Dan berkatalah ia dengan sesak nafas kepada ayahnya:
Setelah ia tak ada lagi, setelah suamiku ini berpulang ke Rahmatullah, tunjukkanlah kepadaku wahai Ayahku! Hendak kemanakah aku menyangsangkan diri...? Kemanakah aku hendak bergantung?
Dan jika aku terpaksa memilih suami pula, diantara sekalian orang laki-laki, tak akan ada seorang pun yang akan kucintai sebagaimana aku telah mencintainya,
"...Dan meskipun aku akan dapat memilih diantara seratus orang laki-laki yang patut akan menjadi suamiku, Namun yang seorang ini tidak akan dapat diganti, Walau dengan seratus orang sekalipun tidak mungkin!

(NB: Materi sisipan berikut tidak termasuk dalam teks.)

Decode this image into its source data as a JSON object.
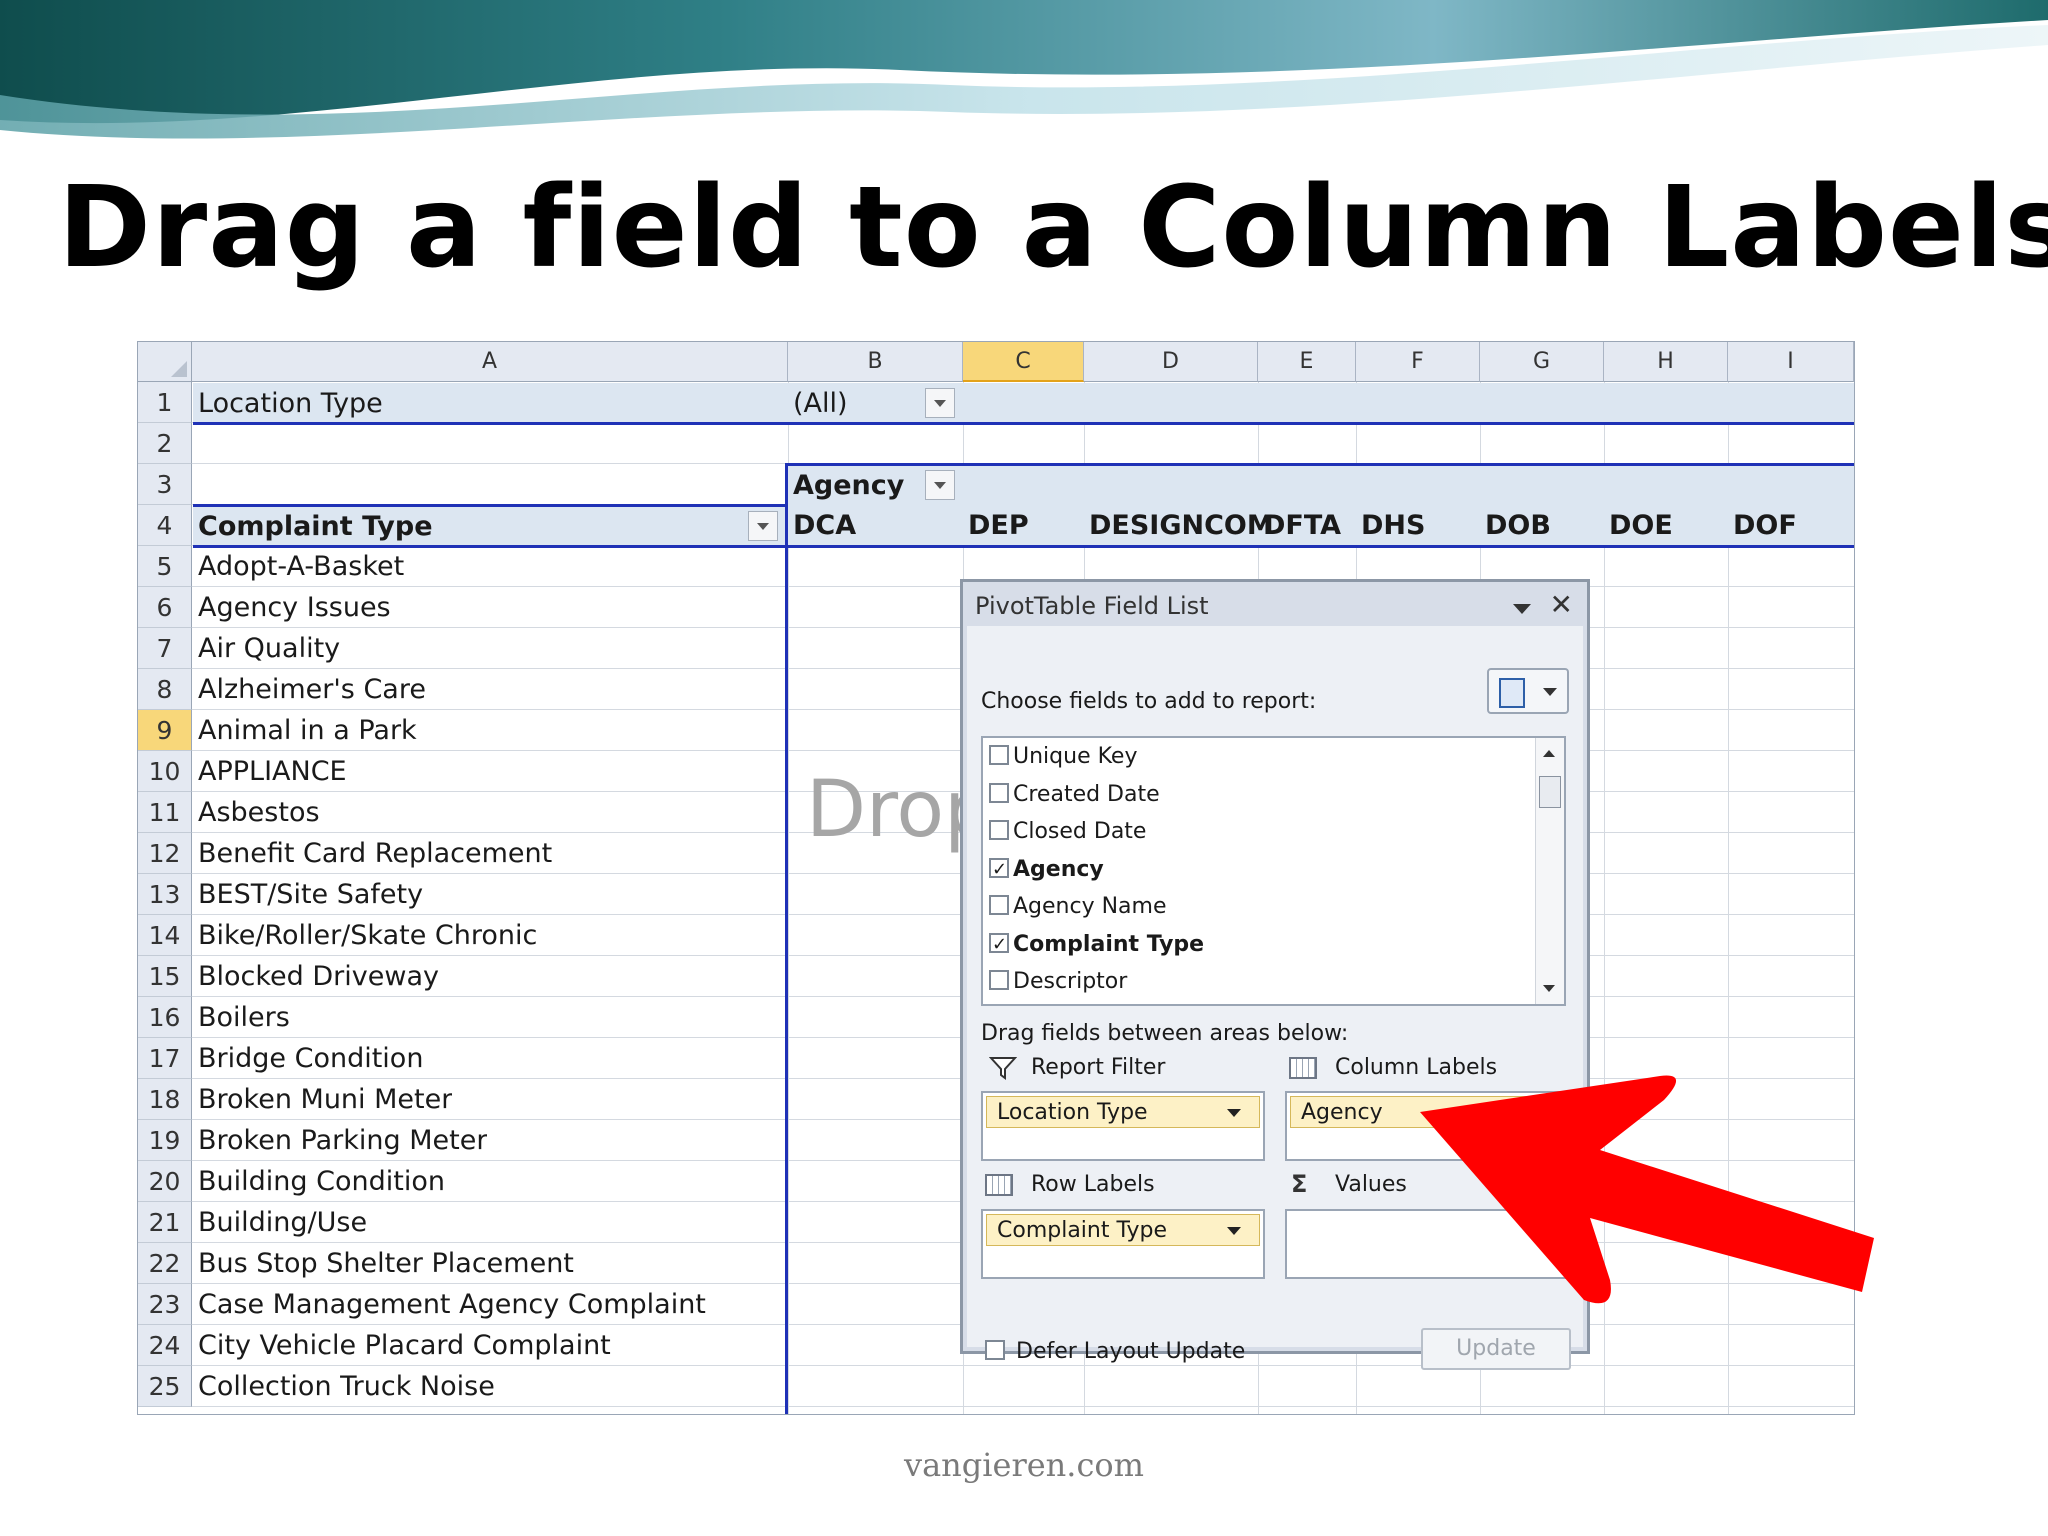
{
  "slide": {
    "title": "Drag a field to a Column Labels",
    "footer": "vangieren.com"
  },
  "sheet": {
    "columns": [
      "A",
      "B",
      "C",
      "D",
      "E",
      "F",
      "G",
      "H",
      "I"
    ],
    "selected_column": "C",
    "selected_row": 9,
    "rows": [
      "1",
      "2",
      "3",
      "4",
      "5",
      "6",
      "7",
      "8",
      "9",
      "10",
      "11",
      "12",
      "13",
      "14",
      "15",
      "16",
      "17",
      "18",
      "19",
      "20",
      "21",
      "22",
      "23",
      "24",
      "25"
    ],
    "filter": {
      "label": "Location Type",
      "value": "(All)"
    },
    "column_field": "Agency",
    "row_field": "Complaint Type",
    "column_items": [
      "DCA",
      "DEP",
      "DESIGNCOM",
      "DFTA",
      "DHS",
      "DOB",
      "DOE",
      "DOF"
    ],
    "row_items": [
      "Adopt-A-Basket",
      "Agency Issues",
      "Air Quality",
      "Alzheimer's Care",
      "Animal in a Park",
      "APPLIANCE",
      "Asbestos",
      "Benefit Card Replacement",
      "BEST/Site Safety",
      "Bike/Roller/Skate Chronic",
      "Blocked Driveway",
      "Boilers",
      "Bridge Condition",
      "Broken Muni Meter",
      "Broken Parking Meter",
      "Building Condition",
      "Building/Use",
      "Bus Stop Shelter Placement",
      "Case Management Agency Complaint",
      "City Vehicle Placard Complaint",
      "Collection Truck Noise"
    ],
    "drop_hint": "Drop"
  },
  "field_list": {
    "title": "PivotTable Field List",
    "choose_label": "Choose fields to add to report:",
    "fields": [
      {
        "name": "Unique Key",
        "checked": false
      },
      {
        "name": "Created Date",
        "checked": false
      },
      {
        "name": "Closed Date",
        "checked": false
      },
      {
        "name": "Agency",
        "checked": true
      },
      {
        "name": "Agency Name",
        "checked": false
      },
      {
        "name": "Complaint Type",
        "checked": true
      },
      {
        "name": "Descriptor",
        "checked": false
      }
    ],
    "drag_label": "Drag fields between areas below:",
    "areas": {
      "report_filter": {
        "label": "Report Filter",
        "item": "Location Type"
      },
      "column_labels": {
        "label": "Column Labels",
        "item": "Agency"
      },
      "row_labels": {
        "label": "Row Labels",
        "item": "Complaint Type"
      },
      "values": {
        "label": "Values",
        "item": ""
      }
    },
    "defer_label": "Defer Layout Update",
    "update_label": "Update"
  },
  "colors": {
    "pivot_border": "#1f31b6",
    "selection": "#f8d77a",
    "arrow": "#ff0000"
  }
}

Hanya kepada yang seorang inilah cintaku akan melekat, hanya kepada Ibrahim sahaja, suamiku..., kekasihku!”
Kisah cinta Ibrahim Lamnga dengan Cut Nyak Dhien adalah romantisme di blantika perjuangan Aceh. Namun Ibrahim Lamnga yang sangat ditakuti Belanda sendiri seperti hilang dalam deretan nama pahlawan Nasional Indonesia.
Selama ini kita hanya mengenal nama Cut Nyak Dhien bersama suami kedua Teuku Umar. Bahkan Eros Djarot sudah pernah membuat film Cut Nyak Dhien, namun sayangnya, sosok dan alasan utama Cut Nyak Dhien maju ke medan perang tidak muncul sama sekali.
Menurut sejarah, ketika pernyataan perang kerajaan Belanda terhadap kerajaan Aceh pada tanggal 26 Maret 1873 yang dibacakan oleh Komisaris Pemerintah Belanda, J.F. Nieuwenhuijzen di atas kapal Citadel van Antwerpen.
Sultan Alaidin Mansursyah memutuskan menghadapi ancaman Belanda dengan semangat jihad, dan segenap lapisan rakyat diserukan ikut serta dalam perjuangan mempertahankan kehormatan dan kedaulatan dari setiap serangan. Dan satu persatu pahlawan negeri maju ke medan perang melawan Belanda, termasuk Teuku Ibrahim Lamnga, suami Cut Nyak Dhien.
Dan saya yakin banyak di antara kita tidak pernah tahu dimana pusaranya sampai hari ini yang terbaring di samping mesjid Montasik.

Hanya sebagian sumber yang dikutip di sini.